Jak to działa? Nie oszczędza się samemu. To kluczowa zaleta Pracowniczych Planów Kapitałowych (PPK). Średnio do każdej odłożonej przez pracownika złotówki, drugą dokłada pracodawca i państwo. Standardowa opłata od pracownika wynosi 2 proc. pensji, natomiast od pracodawcy – 1,5 proc. Państwo na start wpłaca 250 złotych. Dodatkowo raz w roku na konto uczestnika programu trafia 240 złotych. Co ważne, ze zgromadzonych środków można skorzystać w każdej chwili, choć w założeniu, ten długoterminowy program oszczędnościowy ma być dodatkowym zabezpieczeniem na starość. Świadczenie można wypłacać już po osiągnięciu sześćdziesiątego roku życia.
Miliardy na kontach Pracowniczych Planów Kapitałowych
Wedle informacji Głównego Urzędu Statystycznego, przytoczonych przez „Fakt,” liczba uczestników PPK na koniec 2024 roku wyniosła 4,3 mln. Względem roku 2023 wzrosła o 447,5 tys. Wartość aktywów netto Pracowniczych Planów kapitałowych na koniec ubiegłego roku wyniosła 30,3 mld zł. W porównaniu z końcem 2023 roku aktywa zgromadzone w PPK wzrosły o 8,5 mld zł – podano w raporcie.
Z kolei z danych Polskiego Funduszu Rozwoju czyli państwowej spółki, która Pracownicze Plany Kapitałowe nadzoruje wynika, że na koniec kwietnia wartość aktywów netto PPK wynosiła 36,03 mld zł, co oznacza wzrost o 34,51 mld zł w stosunku do marca.
Luka w systemie pozwala oszczędzanie zamienić na zarabianie
Ale Polacy w systemie odkryli lukę i potrafią go przechytrzyć. Można z tego zrobić prosty sposób na zarabianie pieniędzy. Niektórzy PPK traktują jak krótkoterminową lokatę bankową, ale z wielokrotnie większym zyskiem.

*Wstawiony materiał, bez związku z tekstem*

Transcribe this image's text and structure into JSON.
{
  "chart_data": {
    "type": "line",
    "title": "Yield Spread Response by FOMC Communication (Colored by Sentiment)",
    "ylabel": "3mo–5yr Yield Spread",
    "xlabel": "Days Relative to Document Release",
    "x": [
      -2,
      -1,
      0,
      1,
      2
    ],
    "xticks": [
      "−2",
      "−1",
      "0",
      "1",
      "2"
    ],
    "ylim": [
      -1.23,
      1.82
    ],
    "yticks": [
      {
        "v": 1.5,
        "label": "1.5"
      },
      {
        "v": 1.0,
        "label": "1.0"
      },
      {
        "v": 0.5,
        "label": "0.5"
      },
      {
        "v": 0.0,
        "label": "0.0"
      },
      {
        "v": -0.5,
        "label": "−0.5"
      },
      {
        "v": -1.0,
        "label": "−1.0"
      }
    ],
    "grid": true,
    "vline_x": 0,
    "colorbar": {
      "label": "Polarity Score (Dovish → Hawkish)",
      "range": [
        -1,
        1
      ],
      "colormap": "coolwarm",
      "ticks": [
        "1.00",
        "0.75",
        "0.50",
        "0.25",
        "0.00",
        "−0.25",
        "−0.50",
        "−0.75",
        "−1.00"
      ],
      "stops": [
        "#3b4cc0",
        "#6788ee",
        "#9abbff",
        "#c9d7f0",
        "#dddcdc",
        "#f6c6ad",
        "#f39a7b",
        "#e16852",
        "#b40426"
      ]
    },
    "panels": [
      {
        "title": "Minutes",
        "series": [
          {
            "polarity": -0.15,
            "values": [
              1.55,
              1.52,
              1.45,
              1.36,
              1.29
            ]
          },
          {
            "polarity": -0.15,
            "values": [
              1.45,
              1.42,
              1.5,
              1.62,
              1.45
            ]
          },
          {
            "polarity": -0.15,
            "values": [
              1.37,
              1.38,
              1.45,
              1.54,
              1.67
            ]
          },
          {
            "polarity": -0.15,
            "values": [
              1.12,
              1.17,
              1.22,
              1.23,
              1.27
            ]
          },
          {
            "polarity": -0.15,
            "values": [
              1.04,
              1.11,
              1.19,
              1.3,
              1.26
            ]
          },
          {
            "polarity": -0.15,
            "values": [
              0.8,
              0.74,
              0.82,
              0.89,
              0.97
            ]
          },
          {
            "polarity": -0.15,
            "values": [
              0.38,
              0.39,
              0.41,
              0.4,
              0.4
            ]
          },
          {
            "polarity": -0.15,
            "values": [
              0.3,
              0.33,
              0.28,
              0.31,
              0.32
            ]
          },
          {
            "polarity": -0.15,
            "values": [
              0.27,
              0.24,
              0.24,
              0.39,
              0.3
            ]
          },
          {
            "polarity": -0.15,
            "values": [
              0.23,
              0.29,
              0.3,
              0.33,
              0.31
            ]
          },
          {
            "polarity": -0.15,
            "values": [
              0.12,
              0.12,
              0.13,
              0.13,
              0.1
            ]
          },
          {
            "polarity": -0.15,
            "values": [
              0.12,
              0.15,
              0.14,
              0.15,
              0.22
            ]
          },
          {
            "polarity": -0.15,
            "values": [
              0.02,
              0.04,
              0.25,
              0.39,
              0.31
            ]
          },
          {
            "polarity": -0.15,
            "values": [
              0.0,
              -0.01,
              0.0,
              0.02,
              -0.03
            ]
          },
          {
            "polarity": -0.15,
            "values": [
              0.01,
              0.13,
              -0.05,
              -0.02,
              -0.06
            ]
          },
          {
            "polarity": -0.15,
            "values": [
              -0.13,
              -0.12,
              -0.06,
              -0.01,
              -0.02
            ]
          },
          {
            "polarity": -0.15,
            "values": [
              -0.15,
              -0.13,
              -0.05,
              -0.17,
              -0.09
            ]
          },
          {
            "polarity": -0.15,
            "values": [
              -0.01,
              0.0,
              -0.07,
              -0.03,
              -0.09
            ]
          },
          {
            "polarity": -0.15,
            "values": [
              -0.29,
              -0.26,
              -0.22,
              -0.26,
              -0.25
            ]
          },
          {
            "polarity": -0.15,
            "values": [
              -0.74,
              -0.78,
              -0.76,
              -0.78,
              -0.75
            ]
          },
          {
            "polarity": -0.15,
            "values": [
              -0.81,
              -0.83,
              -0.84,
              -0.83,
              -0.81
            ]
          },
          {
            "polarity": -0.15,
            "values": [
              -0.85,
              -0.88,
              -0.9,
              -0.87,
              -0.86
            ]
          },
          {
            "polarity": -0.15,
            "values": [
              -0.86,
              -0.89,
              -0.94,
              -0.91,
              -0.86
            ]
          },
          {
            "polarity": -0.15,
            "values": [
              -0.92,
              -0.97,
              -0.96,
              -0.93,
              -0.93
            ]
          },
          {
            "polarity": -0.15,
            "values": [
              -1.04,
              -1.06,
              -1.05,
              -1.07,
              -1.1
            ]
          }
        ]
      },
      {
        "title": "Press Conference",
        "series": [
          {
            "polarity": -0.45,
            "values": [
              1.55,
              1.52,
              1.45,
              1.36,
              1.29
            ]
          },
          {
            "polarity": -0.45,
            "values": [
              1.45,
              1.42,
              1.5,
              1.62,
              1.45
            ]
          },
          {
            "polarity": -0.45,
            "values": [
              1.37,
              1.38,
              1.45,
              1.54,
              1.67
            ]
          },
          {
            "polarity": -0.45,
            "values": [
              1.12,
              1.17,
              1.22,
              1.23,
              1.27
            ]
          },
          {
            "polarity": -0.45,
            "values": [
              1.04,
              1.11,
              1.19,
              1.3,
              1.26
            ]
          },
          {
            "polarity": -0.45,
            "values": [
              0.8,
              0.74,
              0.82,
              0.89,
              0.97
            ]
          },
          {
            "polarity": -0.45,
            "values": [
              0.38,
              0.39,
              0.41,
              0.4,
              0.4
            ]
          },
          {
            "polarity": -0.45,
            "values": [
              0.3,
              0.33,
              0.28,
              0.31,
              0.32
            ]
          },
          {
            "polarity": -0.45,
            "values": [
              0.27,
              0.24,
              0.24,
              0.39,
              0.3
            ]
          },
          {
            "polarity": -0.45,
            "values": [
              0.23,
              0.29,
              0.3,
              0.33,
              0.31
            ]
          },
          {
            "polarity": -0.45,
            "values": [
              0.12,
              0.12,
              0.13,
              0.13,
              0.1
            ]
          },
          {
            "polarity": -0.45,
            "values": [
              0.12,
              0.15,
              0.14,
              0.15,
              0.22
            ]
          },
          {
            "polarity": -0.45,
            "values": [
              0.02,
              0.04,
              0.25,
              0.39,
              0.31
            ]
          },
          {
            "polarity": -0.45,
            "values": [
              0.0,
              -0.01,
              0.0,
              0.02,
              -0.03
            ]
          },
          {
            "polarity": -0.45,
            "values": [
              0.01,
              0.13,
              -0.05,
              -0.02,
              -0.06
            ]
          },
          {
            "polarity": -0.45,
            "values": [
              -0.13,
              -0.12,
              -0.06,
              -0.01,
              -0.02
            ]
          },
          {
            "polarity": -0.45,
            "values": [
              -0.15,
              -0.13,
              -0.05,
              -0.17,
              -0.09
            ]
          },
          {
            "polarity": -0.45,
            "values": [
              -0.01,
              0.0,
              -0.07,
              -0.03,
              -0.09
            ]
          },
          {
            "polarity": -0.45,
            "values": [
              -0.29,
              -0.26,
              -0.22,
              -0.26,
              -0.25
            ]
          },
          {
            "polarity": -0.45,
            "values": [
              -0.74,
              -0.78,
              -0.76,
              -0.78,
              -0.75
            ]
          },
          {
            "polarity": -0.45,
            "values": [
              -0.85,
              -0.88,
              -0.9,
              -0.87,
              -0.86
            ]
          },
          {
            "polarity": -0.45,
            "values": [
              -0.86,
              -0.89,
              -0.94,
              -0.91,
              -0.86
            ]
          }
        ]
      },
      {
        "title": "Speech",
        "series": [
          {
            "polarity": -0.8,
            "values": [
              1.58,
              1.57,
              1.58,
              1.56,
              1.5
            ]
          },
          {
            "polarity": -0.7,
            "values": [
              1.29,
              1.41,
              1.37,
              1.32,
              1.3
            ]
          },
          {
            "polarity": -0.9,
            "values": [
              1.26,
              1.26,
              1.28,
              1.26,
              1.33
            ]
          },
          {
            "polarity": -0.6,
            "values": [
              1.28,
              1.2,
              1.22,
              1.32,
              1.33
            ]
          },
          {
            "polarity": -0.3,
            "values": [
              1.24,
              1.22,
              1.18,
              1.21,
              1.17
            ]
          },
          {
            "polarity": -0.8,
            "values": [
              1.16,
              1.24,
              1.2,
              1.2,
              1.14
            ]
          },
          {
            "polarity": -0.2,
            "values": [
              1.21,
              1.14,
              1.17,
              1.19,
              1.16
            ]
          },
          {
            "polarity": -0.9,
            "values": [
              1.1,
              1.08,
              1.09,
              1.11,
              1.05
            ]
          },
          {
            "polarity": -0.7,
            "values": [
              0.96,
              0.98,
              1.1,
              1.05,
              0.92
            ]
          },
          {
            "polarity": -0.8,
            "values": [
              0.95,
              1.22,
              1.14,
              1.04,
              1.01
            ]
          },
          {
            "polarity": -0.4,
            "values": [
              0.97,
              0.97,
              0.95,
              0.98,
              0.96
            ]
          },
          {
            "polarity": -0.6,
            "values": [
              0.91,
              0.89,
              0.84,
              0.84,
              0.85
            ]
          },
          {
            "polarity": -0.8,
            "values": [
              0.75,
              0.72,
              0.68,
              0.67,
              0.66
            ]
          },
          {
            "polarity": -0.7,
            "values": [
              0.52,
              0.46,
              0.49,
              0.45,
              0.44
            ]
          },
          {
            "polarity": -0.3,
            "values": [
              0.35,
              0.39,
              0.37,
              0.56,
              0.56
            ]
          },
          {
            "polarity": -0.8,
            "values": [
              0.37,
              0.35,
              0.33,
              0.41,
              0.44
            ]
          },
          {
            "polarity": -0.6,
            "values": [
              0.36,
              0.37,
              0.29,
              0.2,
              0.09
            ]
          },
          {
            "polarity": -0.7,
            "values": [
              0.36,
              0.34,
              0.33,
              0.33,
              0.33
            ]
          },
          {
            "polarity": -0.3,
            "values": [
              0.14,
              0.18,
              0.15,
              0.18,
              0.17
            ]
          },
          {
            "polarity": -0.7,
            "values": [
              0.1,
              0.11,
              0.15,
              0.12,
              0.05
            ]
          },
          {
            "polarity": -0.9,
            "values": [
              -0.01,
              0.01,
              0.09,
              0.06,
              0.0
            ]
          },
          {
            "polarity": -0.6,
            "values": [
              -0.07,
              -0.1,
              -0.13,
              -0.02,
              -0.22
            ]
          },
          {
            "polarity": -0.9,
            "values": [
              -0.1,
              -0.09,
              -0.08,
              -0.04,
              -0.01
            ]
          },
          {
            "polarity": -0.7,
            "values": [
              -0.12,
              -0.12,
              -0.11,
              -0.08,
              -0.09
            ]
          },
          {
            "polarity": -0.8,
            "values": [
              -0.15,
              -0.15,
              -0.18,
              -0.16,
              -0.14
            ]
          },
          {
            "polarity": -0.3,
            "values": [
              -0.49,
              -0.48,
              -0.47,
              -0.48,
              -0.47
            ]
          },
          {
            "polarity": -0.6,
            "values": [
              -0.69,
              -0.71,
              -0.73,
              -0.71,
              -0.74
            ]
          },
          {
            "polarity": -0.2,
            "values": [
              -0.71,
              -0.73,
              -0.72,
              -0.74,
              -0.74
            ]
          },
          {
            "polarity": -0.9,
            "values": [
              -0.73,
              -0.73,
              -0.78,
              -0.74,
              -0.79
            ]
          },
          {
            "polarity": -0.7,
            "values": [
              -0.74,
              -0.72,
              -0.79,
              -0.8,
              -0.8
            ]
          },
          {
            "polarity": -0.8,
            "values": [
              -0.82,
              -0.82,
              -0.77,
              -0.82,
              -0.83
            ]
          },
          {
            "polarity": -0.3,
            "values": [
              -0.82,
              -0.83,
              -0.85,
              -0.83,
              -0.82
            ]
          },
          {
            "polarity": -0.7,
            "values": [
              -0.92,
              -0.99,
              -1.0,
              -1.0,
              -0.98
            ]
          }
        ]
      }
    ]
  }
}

Chodzi o to, że ze zgromadzonych środków można skorzystać w każdej chwili, bo program umożliwia wcześniejsze wycofanie pieniędzy. Mechanizm tej operacji opisał "Fakt”. Pracownik odzyska wszystkie swoje wpłaty i 70 procent tego, co wpłacił pracodawca. Reszta czyli 30 procent, zostanie zapisane na jego koncie w ZUS. Dopłaty państwa przepadną, a od zysków, jakie udało się wypracować, potrącony zostanie 19 proc. podatku od zysków kapitałowych, czyli tak zwany podatek Belki.
Jak wynika raportu GUS, w roku 2023, kwota pieniędzy wycofanych z PPK przekroczyła 1,5 mld zł, a w roku w 2024 – 1,9 mld zł. Tendencja jest wzrostowa, bo taka finansowa operacja się opłaca. Nawet jeśli dopłaty państwa przepadną i tak wypłaty przekroczą kwotę, jaką wpłacił pracownik.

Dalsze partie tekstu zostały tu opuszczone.